A research group led by Prof. QING Guangyan from the Dalian Institute of Chemical Physics (DICP) of the Chinese Academy of Sciences (CAS) recently constructed a bioinspired nanochannel device and realized the precise recognition and discrimination of sialylated glycan linkage isomers. This work was published in Chemical Science.

Design of the biomimetic nanochannels for glycan recognition. (Image by LI Minmin) 

Sialylated glycans attached to cell surface mediate diverse cellular processes such as immune responses, pathogen binding, and cancer progression. Precise determination of sialylated glycans, particularly their linkage isomers that can trigger distinct biological events and are indicative of different cancer types, remains a challenge, due to their complicated composition and limited structural differences.

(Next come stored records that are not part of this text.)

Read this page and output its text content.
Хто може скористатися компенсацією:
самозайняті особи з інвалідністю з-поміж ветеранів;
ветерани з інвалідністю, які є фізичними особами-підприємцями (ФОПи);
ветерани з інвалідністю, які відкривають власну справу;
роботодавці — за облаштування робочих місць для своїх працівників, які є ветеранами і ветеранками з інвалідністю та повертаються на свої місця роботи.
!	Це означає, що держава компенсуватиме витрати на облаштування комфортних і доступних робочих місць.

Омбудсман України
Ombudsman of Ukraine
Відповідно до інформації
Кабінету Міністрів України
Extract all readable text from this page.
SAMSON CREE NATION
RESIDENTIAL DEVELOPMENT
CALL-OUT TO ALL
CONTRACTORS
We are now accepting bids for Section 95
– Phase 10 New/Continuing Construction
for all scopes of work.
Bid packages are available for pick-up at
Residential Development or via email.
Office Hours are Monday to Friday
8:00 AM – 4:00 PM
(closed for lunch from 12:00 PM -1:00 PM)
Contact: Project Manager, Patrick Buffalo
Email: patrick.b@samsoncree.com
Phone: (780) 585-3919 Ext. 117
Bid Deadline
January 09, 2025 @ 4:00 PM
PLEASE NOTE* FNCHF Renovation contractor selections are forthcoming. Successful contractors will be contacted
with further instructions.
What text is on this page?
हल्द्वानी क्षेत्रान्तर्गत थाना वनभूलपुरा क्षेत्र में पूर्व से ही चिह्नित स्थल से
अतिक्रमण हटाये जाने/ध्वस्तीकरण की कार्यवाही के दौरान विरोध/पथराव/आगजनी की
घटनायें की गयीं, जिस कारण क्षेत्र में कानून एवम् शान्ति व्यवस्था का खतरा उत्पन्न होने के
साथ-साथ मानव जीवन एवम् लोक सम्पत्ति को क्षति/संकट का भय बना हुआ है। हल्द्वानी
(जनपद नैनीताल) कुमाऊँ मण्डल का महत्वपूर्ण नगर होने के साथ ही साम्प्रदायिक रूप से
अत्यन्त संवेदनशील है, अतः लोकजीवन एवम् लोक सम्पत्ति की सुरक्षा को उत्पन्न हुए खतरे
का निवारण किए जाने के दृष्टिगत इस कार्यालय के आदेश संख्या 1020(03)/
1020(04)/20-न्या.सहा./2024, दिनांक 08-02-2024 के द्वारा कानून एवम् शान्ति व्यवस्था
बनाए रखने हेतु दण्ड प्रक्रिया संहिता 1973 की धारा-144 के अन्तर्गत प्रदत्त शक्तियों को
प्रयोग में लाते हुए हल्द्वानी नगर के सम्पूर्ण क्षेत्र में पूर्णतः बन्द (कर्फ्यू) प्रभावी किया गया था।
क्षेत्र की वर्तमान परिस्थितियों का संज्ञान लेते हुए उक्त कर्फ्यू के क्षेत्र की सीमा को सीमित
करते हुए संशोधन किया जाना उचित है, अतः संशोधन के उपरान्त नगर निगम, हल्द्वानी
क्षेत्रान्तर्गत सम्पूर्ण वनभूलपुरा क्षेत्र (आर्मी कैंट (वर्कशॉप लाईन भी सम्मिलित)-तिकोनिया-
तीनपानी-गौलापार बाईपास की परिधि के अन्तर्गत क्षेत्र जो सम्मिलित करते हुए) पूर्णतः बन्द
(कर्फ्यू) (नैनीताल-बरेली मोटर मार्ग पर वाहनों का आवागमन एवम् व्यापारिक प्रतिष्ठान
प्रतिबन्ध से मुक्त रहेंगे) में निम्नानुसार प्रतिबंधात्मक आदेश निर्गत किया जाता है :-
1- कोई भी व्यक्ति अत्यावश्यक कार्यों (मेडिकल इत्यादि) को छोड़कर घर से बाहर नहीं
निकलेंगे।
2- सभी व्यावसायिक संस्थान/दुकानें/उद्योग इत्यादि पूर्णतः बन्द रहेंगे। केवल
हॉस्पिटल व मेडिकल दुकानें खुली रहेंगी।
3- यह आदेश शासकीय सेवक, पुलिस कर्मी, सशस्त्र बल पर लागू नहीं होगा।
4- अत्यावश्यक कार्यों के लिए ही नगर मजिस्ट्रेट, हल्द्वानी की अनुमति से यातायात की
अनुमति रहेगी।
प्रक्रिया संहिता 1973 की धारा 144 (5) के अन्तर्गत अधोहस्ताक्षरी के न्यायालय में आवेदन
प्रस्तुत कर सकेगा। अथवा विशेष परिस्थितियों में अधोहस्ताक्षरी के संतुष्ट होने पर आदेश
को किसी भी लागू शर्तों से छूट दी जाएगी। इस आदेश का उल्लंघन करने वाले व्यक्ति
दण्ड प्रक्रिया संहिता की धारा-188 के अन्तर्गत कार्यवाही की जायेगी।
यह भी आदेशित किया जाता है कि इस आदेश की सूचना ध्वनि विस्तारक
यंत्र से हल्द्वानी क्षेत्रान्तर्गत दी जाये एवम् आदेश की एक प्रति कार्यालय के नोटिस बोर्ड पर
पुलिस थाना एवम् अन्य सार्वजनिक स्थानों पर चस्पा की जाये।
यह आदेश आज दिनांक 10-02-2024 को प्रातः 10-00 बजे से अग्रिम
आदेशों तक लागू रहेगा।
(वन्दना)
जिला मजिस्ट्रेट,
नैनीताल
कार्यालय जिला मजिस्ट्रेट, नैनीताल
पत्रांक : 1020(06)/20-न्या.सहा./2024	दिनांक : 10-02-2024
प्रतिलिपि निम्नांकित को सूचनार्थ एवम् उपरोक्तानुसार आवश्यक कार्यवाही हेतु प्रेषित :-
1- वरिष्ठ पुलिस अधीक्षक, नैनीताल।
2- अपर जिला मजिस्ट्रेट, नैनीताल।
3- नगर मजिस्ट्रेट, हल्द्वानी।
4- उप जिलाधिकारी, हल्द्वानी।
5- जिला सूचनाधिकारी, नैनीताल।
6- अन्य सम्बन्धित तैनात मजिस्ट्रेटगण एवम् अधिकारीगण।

Prof. QING and his co-workers introduced the bioinspired nanochannel as its sensitive perturbation of ion flux to the recognition of glycans with subtitle difference in structure. They reported a glycan-responsive polymer-modified nanochannels device, which demonstrates the capacity of recognizing and discriminating sialic acid from other neutral monosaccharides, different sialic acids, and even sialylated glycans with α2-3 and α2-6 linkage.

In-depth studies revealed a competition between the polymer shrinkage caused by electrostatic attraction and shrinkage-resistance from the strong binding of the polymer with glycan molecules, which contributed to the varying extend of shrinkage of the graft polymer in nanochannels, and the different "OFF-ON" change in ion flux and the detectable current signals.

This work broadens the application of nanochannel systems in bioanalysis and biosensing, and opens a new route to glycan analysis.

According to the similar strategy, the group also designed and developed the Ca²⁺-self-controlled bioinspired Ca²⁺ nanochannels (NPG Asia Materials, 2019) and the cyclic adenosine monophosphate (cAMP)-controlled ion nanochannels (J. Mater. B., 2019). These works further highlight the potential of biomolecule-responsive polymer for the construction of bioinspired ion nanochannels.